A 63-year-old who opened her first Roth IRA three years ago can be taxed on the earnings she withdraws today, despite being well past retirement age. A 45-year-old who funded his Roth fifteen years ago can pull every dollar he contributed tomorrow, tax-free and penalty-free. The difference is not age or income. It is the five-year rules, plural, and almost everything confusing about Roth IRAs traces back to the fact that there are two separate clocks that do two different jobs.
Untangling them matters because the stakes are real: income tax on earnings under one rule, a 10 percent penalty on converted money under the other. Here is each clock, when it starts, and the ordering rules that quietly protect most savers.
First, the good news: contributions are always yours
Before either clock matters, know the baseline. Money you contributed directly to a Roth IRA can be withdrawn at any time, at any age, with no tax and no penalty, because you already paid tax on it going in. The five-year rules never apply to getting your own contributions back. They govern two other things: when earnings come out tax-free, and when converted money comes out penalty-free. The IRS lays out the framework on its Roth IRAs page and in Publication 590-B.
Clock one: the earnings clock
For the growth in your account to come out completely tax-free, the withdrawal must be a qualified distribution, and that requires two things at once: five tax years must have passed since your first contribution to any Roth IRA, and you must meet a trigger, most commonly reaching age 59 and a half, though death, disability, and the first-home exception (up to $10,000) also count. The details are in IRS Publication 590-B, Distributions from Individual Retirement Arrangements.
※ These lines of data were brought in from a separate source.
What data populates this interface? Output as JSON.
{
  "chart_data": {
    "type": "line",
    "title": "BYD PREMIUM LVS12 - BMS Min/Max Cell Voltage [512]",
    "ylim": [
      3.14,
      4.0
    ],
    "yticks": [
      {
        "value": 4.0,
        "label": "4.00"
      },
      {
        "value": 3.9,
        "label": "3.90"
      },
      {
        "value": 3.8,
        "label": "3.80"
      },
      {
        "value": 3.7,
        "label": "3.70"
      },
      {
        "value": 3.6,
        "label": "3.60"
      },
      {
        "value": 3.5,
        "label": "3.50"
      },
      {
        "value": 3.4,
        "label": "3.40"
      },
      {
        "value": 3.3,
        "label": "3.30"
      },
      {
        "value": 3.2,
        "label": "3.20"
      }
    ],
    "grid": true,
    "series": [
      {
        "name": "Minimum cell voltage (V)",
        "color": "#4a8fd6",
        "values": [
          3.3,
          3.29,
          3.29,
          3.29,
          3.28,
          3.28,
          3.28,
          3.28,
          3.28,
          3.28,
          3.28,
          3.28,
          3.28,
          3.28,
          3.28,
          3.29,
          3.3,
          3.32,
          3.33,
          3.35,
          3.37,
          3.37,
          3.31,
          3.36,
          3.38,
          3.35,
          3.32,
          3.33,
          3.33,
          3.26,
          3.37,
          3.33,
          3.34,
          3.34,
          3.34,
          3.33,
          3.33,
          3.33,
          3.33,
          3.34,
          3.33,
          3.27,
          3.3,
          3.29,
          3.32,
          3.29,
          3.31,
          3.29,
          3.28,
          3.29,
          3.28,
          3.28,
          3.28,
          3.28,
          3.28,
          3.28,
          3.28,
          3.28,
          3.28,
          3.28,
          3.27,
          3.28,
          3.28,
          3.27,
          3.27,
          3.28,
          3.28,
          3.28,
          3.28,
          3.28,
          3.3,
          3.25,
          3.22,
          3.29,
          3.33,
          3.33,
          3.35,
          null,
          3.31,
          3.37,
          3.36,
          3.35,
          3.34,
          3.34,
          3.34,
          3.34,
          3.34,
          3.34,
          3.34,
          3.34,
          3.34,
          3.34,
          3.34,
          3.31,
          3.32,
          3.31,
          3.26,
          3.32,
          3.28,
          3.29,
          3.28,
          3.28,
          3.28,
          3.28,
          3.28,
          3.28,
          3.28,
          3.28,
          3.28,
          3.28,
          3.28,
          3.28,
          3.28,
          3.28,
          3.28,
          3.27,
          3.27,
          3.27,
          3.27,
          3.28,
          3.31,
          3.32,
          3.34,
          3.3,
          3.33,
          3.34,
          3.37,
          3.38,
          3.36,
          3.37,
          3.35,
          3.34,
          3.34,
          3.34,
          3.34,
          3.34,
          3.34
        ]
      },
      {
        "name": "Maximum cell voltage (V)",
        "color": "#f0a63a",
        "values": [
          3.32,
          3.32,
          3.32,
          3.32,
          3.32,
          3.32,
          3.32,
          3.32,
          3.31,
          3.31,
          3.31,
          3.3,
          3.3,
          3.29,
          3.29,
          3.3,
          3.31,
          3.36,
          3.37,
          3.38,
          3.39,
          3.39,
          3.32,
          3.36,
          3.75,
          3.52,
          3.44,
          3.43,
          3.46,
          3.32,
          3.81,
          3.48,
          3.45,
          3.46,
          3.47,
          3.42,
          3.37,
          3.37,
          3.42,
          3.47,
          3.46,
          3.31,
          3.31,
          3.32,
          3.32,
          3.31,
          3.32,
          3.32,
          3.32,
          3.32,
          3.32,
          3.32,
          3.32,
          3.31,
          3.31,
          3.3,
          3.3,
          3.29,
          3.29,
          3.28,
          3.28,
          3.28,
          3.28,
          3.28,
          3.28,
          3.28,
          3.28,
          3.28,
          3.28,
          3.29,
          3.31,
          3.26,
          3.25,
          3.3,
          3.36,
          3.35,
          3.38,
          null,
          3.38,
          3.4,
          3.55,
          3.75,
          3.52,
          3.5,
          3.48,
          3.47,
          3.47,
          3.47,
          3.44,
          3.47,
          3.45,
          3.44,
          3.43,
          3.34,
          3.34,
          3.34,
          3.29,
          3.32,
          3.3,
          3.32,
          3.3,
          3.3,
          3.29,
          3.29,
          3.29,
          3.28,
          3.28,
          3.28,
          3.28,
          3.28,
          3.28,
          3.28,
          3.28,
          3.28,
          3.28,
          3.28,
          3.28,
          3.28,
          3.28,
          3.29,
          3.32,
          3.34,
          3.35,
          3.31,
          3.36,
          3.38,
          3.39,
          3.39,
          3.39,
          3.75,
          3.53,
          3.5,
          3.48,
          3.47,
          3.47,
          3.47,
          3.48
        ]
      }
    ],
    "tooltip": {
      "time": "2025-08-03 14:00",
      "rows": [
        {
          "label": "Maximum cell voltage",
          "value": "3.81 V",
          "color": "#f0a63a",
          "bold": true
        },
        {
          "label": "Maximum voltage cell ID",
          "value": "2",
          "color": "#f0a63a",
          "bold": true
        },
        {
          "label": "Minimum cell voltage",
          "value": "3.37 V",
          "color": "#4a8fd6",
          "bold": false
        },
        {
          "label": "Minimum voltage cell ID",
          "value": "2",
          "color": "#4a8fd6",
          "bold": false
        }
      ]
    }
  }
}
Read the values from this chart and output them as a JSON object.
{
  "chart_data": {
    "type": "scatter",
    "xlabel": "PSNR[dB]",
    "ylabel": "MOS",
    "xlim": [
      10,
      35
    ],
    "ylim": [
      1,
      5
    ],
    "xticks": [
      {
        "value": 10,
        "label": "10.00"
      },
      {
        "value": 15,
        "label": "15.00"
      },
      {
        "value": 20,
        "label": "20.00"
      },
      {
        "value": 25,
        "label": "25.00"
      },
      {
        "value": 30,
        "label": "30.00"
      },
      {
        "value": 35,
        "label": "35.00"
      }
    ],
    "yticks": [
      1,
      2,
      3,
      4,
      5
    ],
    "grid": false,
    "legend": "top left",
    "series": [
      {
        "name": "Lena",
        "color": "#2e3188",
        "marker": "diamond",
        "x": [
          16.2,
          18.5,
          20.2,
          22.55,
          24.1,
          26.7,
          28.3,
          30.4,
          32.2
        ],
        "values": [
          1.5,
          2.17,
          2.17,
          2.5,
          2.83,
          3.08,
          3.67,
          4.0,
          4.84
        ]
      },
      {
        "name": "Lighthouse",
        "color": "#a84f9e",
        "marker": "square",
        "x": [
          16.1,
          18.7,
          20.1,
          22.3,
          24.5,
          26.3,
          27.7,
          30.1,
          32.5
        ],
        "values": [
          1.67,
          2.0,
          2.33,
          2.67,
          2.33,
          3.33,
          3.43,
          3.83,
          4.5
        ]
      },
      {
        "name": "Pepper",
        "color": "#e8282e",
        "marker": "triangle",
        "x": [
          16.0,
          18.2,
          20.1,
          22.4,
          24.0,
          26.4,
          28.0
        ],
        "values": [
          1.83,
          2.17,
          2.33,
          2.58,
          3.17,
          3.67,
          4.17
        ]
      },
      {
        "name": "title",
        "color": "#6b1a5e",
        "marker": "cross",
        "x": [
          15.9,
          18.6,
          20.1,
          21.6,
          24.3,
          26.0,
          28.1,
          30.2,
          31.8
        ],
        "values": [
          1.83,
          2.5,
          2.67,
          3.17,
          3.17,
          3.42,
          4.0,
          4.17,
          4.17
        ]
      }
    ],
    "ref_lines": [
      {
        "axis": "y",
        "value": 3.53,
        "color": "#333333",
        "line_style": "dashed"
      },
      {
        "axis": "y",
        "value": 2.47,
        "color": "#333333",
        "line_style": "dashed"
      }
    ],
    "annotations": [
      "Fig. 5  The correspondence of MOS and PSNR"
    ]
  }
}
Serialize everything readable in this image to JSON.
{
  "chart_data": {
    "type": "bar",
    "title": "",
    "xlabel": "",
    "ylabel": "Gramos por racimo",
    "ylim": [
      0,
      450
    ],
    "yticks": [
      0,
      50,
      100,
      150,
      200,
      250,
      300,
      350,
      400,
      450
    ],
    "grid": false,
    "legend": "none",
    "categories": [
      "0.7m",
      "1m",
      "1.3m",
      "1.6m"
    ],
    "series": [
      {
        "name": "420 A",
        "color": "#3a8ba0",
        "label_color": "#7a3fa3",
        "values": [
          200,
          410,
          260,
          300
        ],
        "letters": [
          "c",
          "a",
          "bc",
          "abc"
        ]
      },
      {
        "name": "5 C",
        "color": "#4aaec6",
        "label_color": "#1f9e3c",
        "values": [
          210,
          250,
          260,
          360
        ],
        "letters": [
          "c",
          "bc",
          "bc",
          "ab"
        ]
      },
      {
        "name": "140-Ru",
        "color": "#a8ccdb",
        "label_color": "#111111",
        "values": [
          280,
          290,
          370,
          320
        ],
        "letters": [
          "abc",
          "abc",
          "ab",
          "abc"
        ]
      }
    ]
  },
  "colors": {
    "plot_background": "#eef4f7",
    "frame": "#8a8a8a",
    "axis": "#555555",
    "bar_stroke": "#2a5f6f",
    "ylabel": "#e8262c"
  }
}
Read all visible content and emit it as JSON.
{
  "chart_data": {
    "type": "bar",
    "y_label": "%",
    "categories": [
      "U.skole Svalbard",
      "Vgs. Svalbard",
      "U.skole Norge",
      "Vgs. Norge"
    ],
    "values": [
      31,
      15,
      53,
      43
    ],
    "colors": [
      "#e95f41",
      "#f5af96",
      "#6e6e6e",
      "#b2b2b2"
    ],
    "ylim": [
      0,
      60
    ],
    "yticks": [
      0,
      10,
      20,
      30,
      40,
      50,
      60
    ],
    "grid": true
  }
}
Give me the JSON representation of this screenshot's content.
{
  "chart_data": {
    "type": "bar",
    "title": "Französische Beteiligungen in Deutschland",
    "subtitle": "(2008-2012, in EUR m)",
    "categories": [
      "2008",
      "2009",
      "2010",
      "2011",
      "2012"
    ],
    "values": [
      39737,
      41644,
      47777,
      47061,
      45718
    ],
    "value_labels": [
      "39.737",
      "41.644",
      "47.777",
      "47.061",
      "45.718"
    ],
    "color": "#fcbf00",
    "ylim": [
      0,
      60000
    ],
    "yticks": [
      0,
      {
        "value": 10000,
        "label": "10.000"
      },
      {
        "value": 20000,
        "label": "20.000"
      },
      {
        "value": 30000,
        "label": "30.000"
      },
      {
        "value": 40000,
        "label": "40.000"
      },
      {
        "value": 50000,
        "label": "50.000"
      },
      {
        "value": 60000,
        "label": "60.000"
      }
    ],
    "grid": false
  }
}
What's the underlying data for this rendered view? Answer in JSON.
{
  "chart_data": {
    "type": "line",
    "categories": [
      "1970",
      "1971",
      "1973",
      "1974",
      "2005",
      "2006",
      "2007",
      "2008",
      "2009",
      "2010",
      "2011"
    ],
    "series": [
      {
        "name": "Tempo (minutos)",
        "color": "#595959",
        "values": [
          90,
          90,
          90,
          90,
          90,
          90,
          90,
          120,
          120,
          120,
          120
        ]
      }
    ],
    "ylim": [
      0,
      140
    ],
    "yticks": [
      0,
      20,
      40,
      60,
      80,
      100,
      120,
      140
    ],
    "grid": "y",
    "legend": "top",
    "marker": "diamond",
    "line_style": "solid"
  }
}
Three features make this clock friendlier than it sounds. It starts on January 1 of the tax year of your first contribution, so a contribution made in early 2026 that you designate for the 2025 tax year starts the clock at January 1, 2025. There is only one clock per person, covering all your Roth IRAs; opening a new account never restarts it. And it never resets. That is why the standard advice is to get a Roth open with even a small contribution as early as possible: the five years can run quietly in the background decades before you need them.
It also explains the 63-year-old in the opening example. Past 59 and a half but short of five years, her withdrawals are not qualified, so the earnings portion is taxable, though no penalty applies at her age.
Clock two: the conversion clock
The second rule exists to close a loophole. Money in a traditional IRA withdrawn before 59 and a half normally owes a 10 percent early-withdrawal penalty on top of tax. Without a special rule, you could convert to a Roth, pay only the tax, and pull the cash out the next day penalty-free. So Congress attached a waiting period: each conversion carries its own five-year clock, and withdrawing converted dollars before that conversion’s clock runs, while you are under 59 and a half, triggers the 10 percent additional tax described in IRS Topic 557 on early distributions from IRAs.
Unlike the earnings clock, this one is per conversion: convert in 2024, 2025, and 2026 and you have three clocks expiring in sequence. Each starts January 1 of its conversion year. And the whole rule evaporates at age 59 and a half, when early-withdrawal penalties stop applying. This clock is the machinery behind the “Roth conversion ladder” used by early retirees, who convert a slice of pre-tax savings each year and wait out each five-year period before spending it.
The ordering rules do you a favor
When you withdraw from a Roth IRA, you do not get to pick which dollars come out, but the mandatory order works in your favor. The IRS treats every withdrawal as coming first from your direct contributions, then from converted amounts oldest-first, and only last from earnings.
That sequencing is why most people who tap a Roth early owe nothing: the withdrawal is deemed to come from contributions, which are always tax-free and penalty-free, until those are exhausted. Only after you have pulled out every contributed and converted dollar do earnings, the money with real tax exposure, begin to come out. Your IRA custodian reports withdrawals on Form 1099-R, and you reconcile the tax treatment on Form 8606 with your return.
Where people actually get tripped up
A few recurring traps are worth naming. Inherited Roth IRAs keep the original owner’s earnings clock, so a beneficiary may need to let the five years finish before earnings are tax-free, even though death itself waives penalties. Roth 401(k) money runs on its own separate five-year track, and rolling it into a Roth IRA does not carry the workplace clock with it; the Roth IRA’s own start date governs, which is one more argument for opening a Roth IRA early even if you save mainly at work. And record-keeping is on you: custodians do not track your contribution basis across decades and rollovers, so keep your Form 5498s and old tax records.
If you remember nothing else, remember the shape of the system. One clock, starting with your first Roth dollar, decides when growth is tax-free. A separate clock on each conversion decides when converted money is penalty-free before 59 and a half. Contributions are never locked up. Start the first clock young, respect the second when you convert, and the five-year rules become what they were meant to be: background machinery, not a trap.